The problem of both religious and nonreligious people is that they ask the wrong questions. They want to be happy and they ask what they shall do to be happy. I see dozens of posts on Facebook, I hear many advices from friends and I encounter it a lot in magazines, all, they give advices on how to be happy. Happiness is the ultimate goal of all simpleminded people.
We want to be happy and we want to maintain that feeling. Happiness is nothing but the result of your reward system. When you get something that enhances your chances of survival, you feel happy, when you don’t, you feel the other way around. Even if your reward system is responding to a favorable situation, after a short time the feeling vanishes away. Happiness in the mind of the simple minded intellect is purely a physical thing.

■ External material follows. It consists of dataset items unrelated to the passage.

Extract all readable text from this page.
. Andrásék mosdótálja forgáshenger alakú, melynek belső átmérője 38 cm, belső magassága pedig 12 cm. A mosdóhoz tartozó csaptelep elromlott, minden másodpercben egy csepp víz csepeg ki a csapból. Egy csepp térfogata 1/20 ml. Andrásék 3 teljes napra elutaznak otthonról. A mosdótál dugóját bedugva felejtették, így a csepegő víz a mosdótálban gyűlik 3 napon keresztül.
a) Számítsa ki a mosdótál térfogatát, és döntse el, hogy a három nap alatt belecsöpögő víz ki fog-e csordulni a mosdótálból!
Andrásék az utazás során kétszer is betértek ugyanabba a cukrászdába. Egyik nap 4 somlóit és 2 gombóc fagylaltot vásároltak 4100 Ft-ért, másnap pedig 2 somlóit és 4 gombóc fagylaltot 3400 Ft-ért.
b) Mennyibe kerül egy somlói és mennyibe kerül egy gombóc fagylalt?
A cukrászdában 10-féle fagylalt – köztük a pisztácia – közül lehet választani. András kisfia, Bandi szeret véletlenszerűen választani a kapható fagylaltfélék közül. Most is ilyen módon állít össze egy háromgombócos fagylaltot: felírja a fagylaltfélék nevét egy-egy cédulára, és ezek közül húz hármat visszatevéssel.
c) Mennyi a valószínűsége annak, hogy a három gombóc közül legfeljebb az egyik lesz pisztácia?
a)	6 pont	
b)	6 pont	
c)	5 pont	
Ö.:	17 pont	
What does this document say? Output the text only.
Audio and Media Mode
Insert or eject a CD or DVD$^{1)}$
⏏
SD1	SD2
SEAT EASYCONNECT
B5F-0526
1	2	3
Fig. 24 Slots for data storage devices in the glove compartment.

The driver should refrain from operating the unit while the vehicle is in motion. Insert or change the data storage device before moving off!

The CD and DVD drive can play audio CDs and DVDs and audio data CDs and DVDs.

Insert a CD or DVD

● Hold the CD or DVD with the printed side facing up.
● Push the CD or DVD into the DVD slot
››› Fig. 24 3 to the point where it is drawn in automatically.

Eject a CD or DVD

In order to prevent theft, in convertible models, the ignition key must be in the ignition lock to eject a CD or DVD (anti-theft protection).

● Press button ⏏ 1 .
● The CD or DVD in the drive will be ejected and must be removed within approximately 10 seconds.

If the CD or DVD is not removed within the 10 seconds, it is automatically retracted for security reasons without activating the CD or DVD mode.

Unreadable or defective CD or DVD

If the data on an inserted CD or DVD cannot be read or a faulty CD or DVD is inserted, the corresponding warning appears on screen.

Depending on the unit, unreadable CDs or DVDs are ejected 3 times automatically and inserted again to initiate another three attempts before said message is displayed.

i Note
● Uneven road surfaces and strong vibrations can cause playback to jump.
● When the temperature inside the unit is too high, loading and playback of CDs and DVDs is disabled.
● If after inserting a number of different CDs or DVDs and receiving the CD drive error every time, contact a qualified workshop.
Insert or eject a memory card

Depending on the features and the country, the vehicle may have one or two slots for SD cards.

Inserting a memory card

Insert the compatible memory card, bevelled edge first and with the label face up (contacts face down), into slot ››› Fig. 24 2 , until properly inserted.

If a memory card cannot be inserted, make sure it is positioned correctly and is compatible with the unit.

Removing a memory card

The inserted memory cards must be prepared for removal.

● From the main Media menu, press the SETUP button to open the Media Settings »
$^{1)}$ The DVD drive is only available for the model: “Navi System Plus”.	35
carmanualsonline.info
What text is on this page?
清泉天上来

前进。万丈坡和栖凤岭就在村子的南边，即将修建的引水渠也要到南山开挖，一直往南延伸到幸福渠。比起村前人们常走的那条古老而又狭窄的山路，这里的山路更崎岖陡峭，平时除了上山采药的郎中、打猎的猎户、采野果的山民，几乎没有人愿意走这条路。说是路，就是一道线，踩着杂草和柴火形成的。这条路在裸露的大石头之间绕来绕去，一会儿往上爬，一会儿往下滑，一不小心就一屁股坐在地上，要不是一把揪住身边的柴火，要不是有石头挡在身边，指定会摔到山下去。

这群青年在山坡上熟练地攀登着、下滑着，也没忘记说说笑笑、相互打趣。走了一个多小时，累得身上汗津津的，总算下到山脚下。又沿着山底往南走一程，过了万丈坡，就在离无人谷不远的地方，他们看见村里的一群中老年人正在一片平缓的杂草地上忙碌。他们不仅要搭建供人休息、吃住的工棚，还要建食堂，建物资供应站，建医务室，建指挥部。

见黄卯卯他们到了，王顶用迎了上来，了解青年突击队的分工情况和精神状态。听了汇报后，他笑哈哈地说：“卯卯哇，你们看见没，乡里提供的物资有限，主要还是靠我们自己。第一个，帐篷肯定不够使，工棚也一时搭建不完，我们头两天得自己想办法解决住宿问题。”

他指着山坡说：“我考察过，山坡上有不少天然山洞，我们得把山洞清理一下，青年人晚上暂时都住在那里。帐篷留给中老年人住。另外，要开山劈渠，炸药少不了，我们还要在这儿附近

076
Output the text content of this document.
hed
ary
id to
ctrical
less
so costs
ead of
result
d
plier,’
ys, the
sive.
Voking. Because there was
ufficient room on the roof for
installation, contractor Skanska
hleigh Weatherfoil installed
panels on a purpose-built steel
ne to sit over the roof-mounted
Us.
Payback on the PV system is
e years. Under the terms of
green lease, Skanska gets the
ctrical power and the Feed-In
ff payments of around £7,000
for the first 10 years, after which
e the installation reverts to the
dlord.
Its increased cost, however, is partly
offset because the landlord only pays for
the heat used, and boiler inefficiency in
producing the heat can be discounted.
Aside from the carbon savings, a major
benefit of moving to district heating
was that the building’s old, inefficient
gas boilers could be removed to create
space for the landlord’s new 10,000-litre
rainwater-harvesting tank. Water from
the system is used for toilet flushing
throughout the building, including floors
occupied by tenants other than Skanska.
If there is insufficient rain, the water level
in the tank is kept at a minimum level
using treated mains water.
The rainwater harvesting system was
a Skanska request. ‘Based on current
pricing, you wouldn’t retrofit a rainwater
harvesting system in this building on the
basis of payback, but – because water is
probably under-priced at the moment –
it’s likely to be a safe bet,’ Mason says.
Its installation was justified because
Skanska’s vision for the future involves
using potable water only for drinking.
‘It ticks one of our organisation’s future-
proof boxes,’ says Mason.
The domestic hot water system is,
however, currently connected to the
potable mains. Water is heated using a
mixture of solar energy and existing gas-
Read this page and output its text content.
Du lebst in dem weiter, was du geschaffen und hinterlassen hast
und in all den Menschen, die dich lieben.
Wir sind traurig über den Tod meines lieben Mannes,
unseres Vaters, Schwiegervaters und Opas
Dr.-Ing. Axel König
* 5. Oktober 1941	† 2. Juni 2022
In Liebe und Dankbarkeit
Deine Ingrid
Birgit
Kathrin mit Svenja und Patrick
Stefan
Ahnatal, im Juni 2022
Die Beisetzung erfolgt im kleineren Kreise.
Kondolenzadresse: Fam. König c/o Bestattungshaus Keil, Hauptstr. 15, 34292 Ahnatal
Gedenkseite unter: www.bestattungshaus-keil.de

When you are involved in questioning and discovering, to the point that you forget yourself, you forget that you are hungry and need to eat, you forget that you are wasting a chance of mating with “highly desired mate” and when you no longer care what car you’re driving or what home you’re living in, then, you have figured the secret of happiness. Intellectual curiosity is full of mysteries and inquiries; it satisfies a desire in you that is transcending your whole nature.   Your primitive reward system no longer tricks you and you are no longer naïve to track “happiness” because you are already happy and you should not ask yourself if you’re happy.